The card had her age and middle initial wrong and a different Social Security and driver's license number. The only things correct were her gender and party affiliation.

After making a few calls, Athan discovered she had two voter registrations on the books at the Hillsborough County elections office. One had her place of residence listed as her West Shore Boulevard home; the other her Kennedy Boulevard office.

"I thought to myself, 'What's going on here?'" Athan said. "How could this happen?"

Hillsborough County Elections Supervisor Buddy Johnson said the discrepancy is likely a case of voter registration fraud by a third party group that pays people to register voters.

"Someone from one of these groups probably saw her name and address in a phone book or elsewhere and registered it, thinking they could get away with it," he said.

Hillsborough elections officials have come across numerous other questionable voter registration applications in the run-up to the Nov. 4 general election, which has seen hundreds of thousands of new voters added to election rolls across the state.

In June, Johnson's office discovered that Community Vote Project, a third party voter registration group, had submitted duplicate registrations and applications with other irregularities, according to Kathy Harris, his chief of staff and legal counsel.

Harris said she didn't know many questionable registrations were involved, but said the group fired the workers who were responsible and is no longer operating in the county.

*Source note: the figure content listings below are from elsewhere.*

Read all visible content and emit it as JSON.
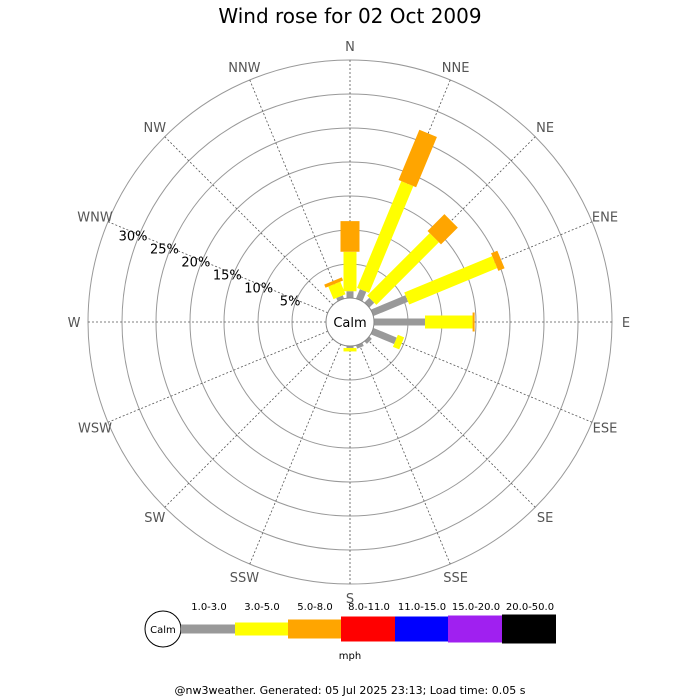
{
  "chart_data": {
    "type": "wind-rose",
    "title": "Wind rose for 02 Oct 2009",
    "calm_label": "Calm",
    "directions": [
      "N",
      "NNE",
      "NE",
      "ENE",
      "E",
      "ESE",
      "SE",
      "SSE",
      "S",
      "SSW",
      "SW",
      "WSW",
      "W",
      "WNW",
      "NW",
      "NNW"
    ],
    "ring_labels": [
      "5%",
      "10%",
      "15%",
      "20%",
      "25%",
      "30%"
    ],
    "ring_values": [
      5,
      10,
      15,
      20,
      25,
      30
    ],
    "rmax": 35,
    "speed_bins": [
      {
        "label": "1.0-3.0",
        "color": "#999999"
      },
      {
        "label": "3.0-5.0",
        "color": "#ffff00"
      },
      {
        "label": "5.0-8.0",
        "color": "#ffa500"
      },
      {
        "label": "8.0-11.0",
        "color": "#ff0000"
      },
      {
        "label": "11.0-15.0",
        "color": "#0000ff"
      },
      {
        "label": "15.0-20.0",
        "color": "#a020f0"
      },
      {
        "label": "20.0-50.0",
        "color": "#000000"
      }
    ],
    "unit": "mph",
    "calm_percent": 0,
    "values": {
      "N": [
        1.0,
        5.8,
        4.5,
        0,
        0,
        0,
        0
      ],
      "NNE": [
        1.5,
        17.0,
        8.0,
        0,
        0,
        0,
        0
      ],
      "NE": [
        1.0,
        13.0,
        3.5,
        0,
        0,
        0,
        0
      ],
      "ENE": [
        5.5,
        14.0,
        1.0,
        0,
        0,
        0,
        0
      ],
      "E": [
        7.5,
        7.0,
        0.3,
        0,
        0,
        0,
        0
      ],
      "ESE": [
        3.7,
        1.0,
        0,
        0,
        0,
        0,
        0
      ],
      "SE": [
        0.5,
        0,
        0,
        0,
        0,
        0,
        0
      ],
      "SSE": [
        0.5,
        0,
        0,
        0,
        0,
        0,
        0
      ],
      "S": [
        0.3,
        0.5,
        0,
        0,
        0,
        0,
        0
      ],
      "SSW": [
        0,
        0,
        0,
        0,
        0,
        0,
        0
      ],
      "SW": [
        0,
        0,
        0,
        0,
        0,
        0,
        0
      ],
      "WSW": [
        0,
        0,
        0,
        0,
        0,
        0,
        0
      ],
      "W": [
        0,
        0,
        0,
        0,
        0,
        0,
        0
      ],
      "WNW": [
        0,
        0,
        0,
        0,
        0,
        0,
        0
      ],
      "NW": [
        0,
        0,
        0,
        0,
        0,
        0,
        0
      ],
      "NNW": [
        0.5,
        2.0,
        0.5,
        0,
        0,
        0,
        0
      ]
    }
  },
  "footer": "@nw3weather. Generated: 05 Jul 2025 23:13; Load time: 0.05 s"
}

Attempts to locate representatives for Community Vote Project were unsuccessful, and no one answered the phone at their former office on Martin Luther King Jr. Boulevard.

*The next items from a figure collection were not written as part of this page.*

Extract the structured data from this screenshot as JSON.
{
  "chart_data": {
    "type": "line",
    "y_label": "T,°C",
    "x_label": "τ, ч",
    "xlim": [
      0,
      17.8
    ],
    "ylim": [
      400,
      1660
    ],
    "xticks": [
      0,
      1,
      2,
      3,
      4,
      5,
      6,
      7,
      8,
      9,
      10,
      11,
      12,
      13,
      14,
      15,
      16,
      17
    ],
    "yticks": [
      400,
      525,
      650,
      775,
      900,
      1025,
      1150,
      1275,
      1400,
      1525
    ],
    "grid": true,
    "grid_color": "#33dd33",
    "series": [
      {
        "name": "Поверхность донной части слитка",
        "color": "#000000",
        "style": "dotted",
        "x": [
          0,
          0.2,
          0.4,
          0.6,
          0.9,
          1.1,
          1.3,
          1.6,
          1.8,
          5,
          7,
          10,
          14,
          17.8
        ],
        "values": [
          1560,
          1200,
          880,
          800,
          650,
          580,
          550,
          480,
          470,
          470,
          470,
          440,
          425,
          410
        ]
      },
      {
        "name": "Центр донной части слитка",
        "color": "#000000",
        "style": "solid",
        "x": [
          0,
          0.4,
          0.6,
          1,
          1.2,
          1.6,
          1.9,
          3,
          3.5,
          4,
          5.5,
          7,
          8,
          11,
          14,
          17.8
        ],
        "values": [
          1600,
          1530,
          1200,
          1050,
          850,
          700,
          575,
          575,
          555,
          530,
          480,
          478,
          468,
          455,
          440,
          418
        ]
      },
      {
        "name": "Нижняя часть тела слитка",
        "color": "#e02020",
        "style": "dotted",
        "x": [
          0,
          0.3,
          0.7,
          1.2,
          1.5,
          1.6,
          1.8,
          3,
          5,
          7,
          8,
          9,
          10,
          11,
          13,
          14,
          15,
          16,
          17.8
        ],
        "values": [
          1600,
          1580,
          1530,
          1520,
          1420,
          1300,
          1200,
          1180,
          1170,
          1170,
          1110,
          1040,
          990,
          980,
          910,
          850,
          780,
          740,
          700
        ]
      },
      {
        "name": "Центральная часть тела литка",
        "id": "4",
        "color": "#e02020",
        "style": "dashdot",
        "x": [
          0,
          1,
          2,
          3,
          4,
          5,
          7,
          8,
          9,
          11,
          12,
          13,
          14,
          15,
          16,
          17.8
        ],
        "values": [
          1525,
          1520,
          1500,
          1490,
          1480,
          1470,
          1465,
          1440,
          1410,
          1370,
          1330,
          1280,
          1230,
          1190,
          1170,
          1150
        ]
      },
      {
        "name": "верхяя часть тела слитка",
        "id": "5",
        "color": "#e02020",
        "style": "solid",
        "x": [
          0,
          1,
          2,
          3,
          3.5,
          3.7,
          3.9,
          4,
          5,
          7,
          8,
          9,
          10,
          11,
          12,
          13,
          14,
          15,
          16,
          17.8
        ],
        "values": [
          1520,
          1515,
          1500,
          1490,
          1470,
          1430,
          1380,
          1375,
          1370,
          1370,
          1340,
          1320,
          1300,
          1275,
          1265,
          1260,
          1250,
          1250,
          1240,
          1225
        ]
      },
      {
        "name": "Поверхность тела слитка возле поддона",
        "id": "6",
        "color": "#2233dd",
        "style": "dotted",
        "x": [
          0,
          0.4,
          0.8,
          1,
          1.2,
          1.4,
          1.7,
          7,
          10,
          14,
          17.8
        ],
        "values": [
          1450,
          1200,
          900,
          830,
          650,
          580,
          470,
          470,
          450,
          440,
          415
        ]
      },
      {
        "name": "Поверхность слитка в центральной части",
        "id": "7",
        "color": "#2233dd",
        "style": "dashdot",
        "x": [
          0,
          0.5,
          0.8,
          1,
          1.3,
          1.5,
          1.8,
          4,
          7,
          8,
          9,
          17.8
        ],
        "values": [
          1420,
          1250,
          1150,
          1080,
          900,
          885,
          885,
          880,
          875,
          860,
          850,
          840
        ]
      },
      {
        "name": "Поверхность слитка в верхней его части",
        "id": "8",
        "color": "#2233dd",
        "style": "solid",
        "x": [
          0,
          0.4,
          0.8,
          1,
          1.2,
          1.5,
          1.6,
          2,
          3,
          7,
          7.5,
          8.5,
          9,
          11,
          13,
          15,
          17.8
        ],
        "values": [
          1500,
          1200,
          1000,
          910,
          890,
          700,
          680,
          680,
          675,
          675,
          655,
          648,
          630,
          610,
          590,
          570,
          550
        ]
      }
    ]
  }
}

On Thursday, Pinellas County Elections Supervisor Deborah Clark said her office has discovered that a Denver-based nonprofit third party group, Work for Progress, had submitted at least 35 questionable voter registrations in the past two months.

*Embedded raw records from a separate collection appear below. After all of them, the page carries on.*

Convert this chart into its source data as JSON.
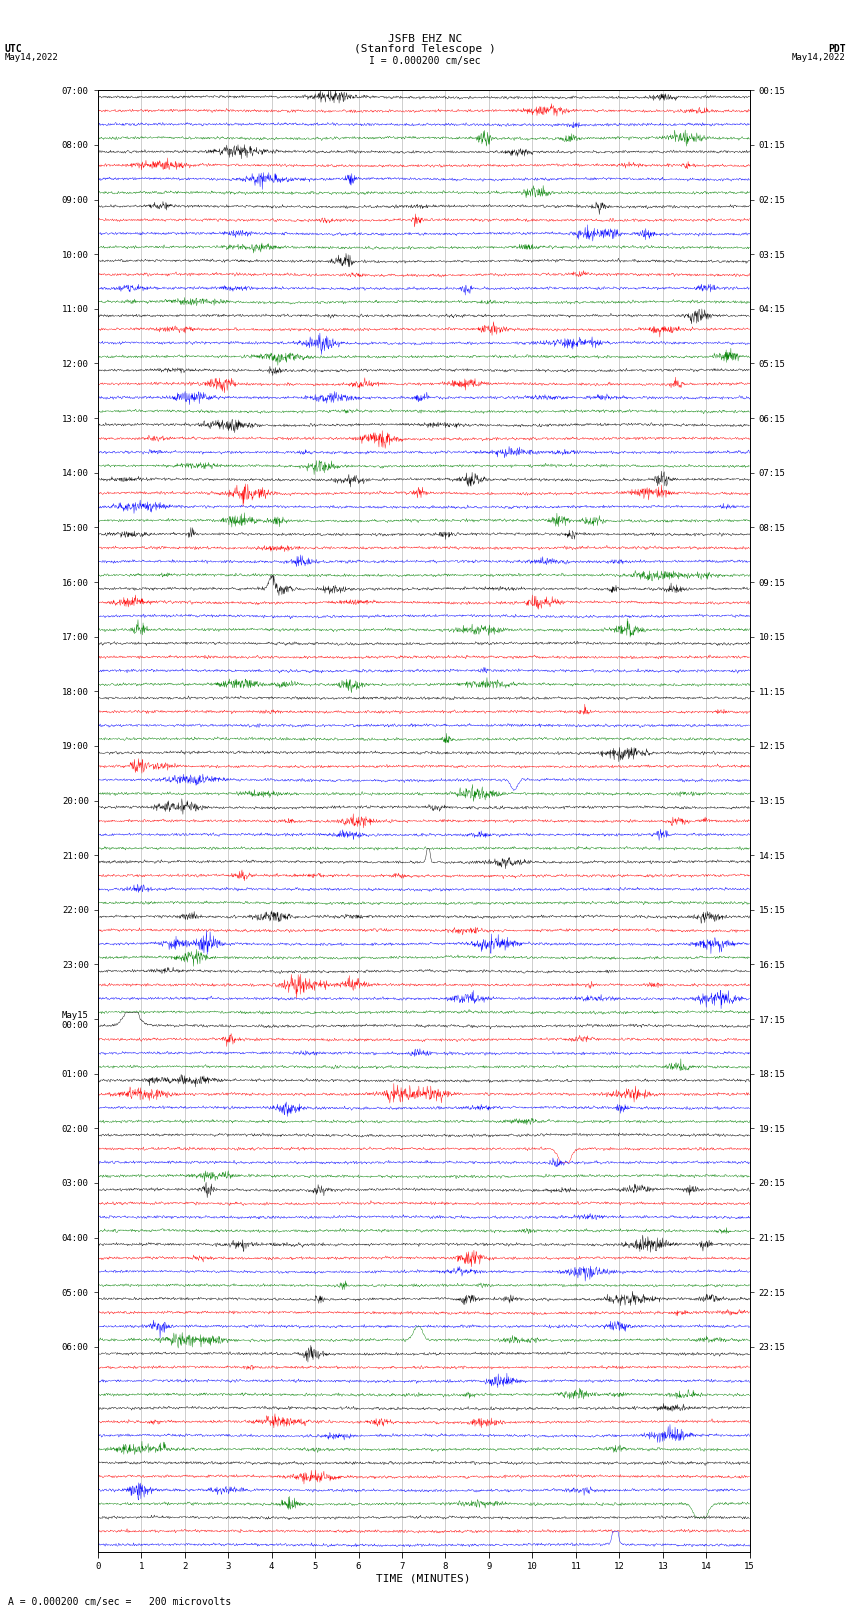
{
  "title_line1": "JSFB EHZ NC",
  "title_line2": "(Stanford Telescope )",
  "scale_label": "I = 0.000200 cm/sec",
  "label_utc": "UTC",
  "label_pdt": "PDT",
  "date_left": "May14,2022",
  "date_right": "May14,2022",
  "footer_scale": "A",
  "footer_text": " = 0.000200 cm/sec =   200 microvolts",
  "xlabel": "TIME (MINUTES)",
  "utc_labels": [
    "07:00",
    "",
    "",
    "",
    "08:00",
    "",
    "",
    "",
    "09:00",
    "",
    "",
    "",
    "10:00",
    "",
    "",
    "",
    "11:00",
    "",
    "",
    "",
    "12:00",
    "",
    "",
    "",
    "13:00",
    "",
    "",
    "",
    "14:00",
    "",
    "",
    "",
    "15:00",
    "",
    "",
    "",
    "16:00",
    "",
    "",
    "",
    "17:00",
    "",
    "",
    "",
    "18:00",
    "",
    "",
    "",
    "19:00",
    "",
    "",
    "",
    "20:00",
    "",
    "",
    "",
    "21:00",
    "",
    "",
    "",
    "22:00",
    "",
    "",
    "",
    "23:00",
    "",
    "",
    "",
    "May15\n00:00",
    "",
    "",
    "",
    "01:00",
    "",
    "",
    "",
    "02:00",
    "",
    "",
    "",
    "03:00",
    "",
    "",
    "",
    "04:00",
    "",
    "",
    "",
    "05:00",
    "",
    "",
    "",
    "06:00",
    "",
    ""
  ],
  "pdt_labels": [
    "00:15",
    "",
    "",
    "",
    "01:15",
    "",
    "",
    "",
    "02:15",
    "",
    "",
    "",
    "03:15",
    "",
    "",
    "",
    "04:15",
    "",
    "",
    "",
    "05:15",
    "",
    "",
    "",
    "06:15",
    "",
    "",
    "",
    "07:15",
    "",
    "",
    "",
    "08:15",
    "",
    "",
    "",
    "09:15",
    "",
    "",
    "",
    "10:15",
    "",
    "",
    "",
    "11:15",
    "",
    "",
    "",
    "12:15",
    "",
    "",
    "",
    "13:15",
    "",
    "",
    "",
    "14:15",
    "",
    "",
    "",
    "15:15",
    "",
    "",
    "",
    "16:15",
    "",
    "",
    "",
    "17:15",
    "",
    "",
    "",
    "18:15",
    "",
    "",
    "",
    "19:15",
    "",
    "",
    "",
    "20:15",
    "",
    "",
    "",
    "21:15",
    "",
    "",
    "",
    "22:15",
    "",
    "",
    "",
    "23:15",
    ""
  ],
  "colors": [
    "black",
    "red",
    "blue",
    "green"
  ],
  "n_rows": 107,
  "n_samples": 1800,
  "amplitude_scale": 0.28,
  "bg_color": "white",
  "trace_linewidth": 0.3,
  "grid_color": "#aaaaaa",
  "xmin": 0,
  "xmax": 15,
  "title_fontsize": 8,
  "label_fontsize": 7,
  "tick_fontsize": 6.5
}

On some of the applications the handwriting and addresses were virtually identical, while others had no address. One application was turned in incomplete, so elections staff sent a notice to the applicant. The voter responded that she has been registered to vote since 1995 and stated that she had not submitted a new registration application since then.

Clark has asked state elections officials to look into the questionable voter applications.

Voter registration and petition fraud is a felony in Florida.

With the general election only weeks away, scores of fraudulent voter registrations are being investigated across the country, most of them submitted by third party groups.

One group, the Association of Community Organizations for Reform Now, which has registered some 1.3 million voters nationwide, is facing allegations of fraud from elections officials in Wisconsin, North Carolina, New Mexico, Michigan, Ohio and Missouri.

Johnson said the task of identifying voter fraud has become more complicated.

"It used to be ballots being dropped in the river or buried in an orange grove," he said. "Now it's become a very sophisticated process and we need to keep an eye on it."

Athan said the incident has shaken her faith in the integrity of the voting system.

"I take my right to vote very seriously," she said. "I feel like that's been violated."